直到2026年6月,普京面对是否会执政到2036年的提问,仍只表示宪法允许自己在2030年再次参选,现在谈还太早。外界也没看到能让各派提前服从的公开接班人,这就让突然交接比按计划换届危险得多。
这种情况下,乌克兰首先要防的,是接班人之间展开“谁更强硬”的比赛。任何候选人如果刚上台就作出重大领土让步,都可能被对手扣上软弱甚至出卖国家利益的帽子。为了证明自己压得住军队、镇得住国内,他反而可能扩大打击、追加动员,或者把核威慑口号喊得更响。
强硬竞赛一旦传入指挥链,误判就会跟着放大。权力交接时,情报可能被不同派别选择性上报,命令可能被拖延,也可能被下级过度执行。莫斯科为防政变提高战备等级,基辅和北约却可能看成进攻准备;乌方调整部署,也可能被俄方解释成乘虚而入。
即便没人主动升级,已经运转多年的战争机器也不会原地停下。2026年8月5日,普京任命了俄军新成立的无人系统部队负责人。俄乌战场绵延约1200公里,无人机部队、军工订单、前线指挥体系和大批参战人员,都不会随着一名总统离开而一夜消失。
由此再看普京的去留,难题已不是换掉一个人,而是怎样约束俄罗斯的安全观、战争利益链和国内政治压力。新领导人即使想停火,也要先让军方、安全部门和支持战争的群体相信,停火不是认输,更不是拿他们的利益去换自己的国际认可。

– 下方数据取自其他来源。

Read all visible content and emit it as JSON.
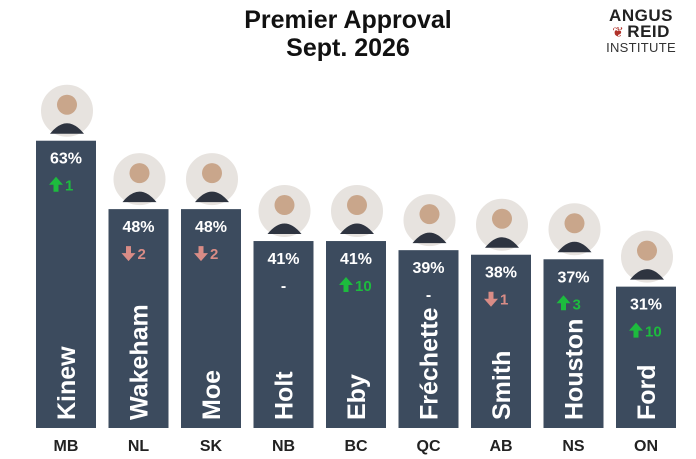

战争逻辑有惯性,却不意味着交接一定升级。新领导人同样可能面对经济压力、制裁负担和长期作战成本,进而把停火当成巩固权力的办法。如果交接有序、安全部门保持统一、核指挥链照常运转,对外热线又没有中断,危机反而可能打开谈判窗口。
因此,真正决定乌克兰命运的,不是“普京在不在”这一个问题,而是俄罗斯以什么方式完成交接。总理能否迅速获得安全机构承认,军队是否继续服从统一命令,莫斯科与华盛顿能否保持危机沟通,这些信号比任何接班人的口号都更重要。
对基辅和北约来说,最稳妥的准备也不是盼着俄罗斯突然崩溃,而是一面维持足够的防御和威慑,一面保留防止误判的沟通渠道。可以为谈判机会留门,却不能把国家安全押在“下一任一定更温和”这种愿望上。
普京离开克里姆林宫,长期或带来停战机会;可在权力重新归拢之前,乌克兰面对的很可能不是轻松,而是一段更难预测的危险窗口。若俄罗斯真的突然进入交接期,基辅究竟该押注新领导人求和,还是按照一个更强硬的对手提前准备?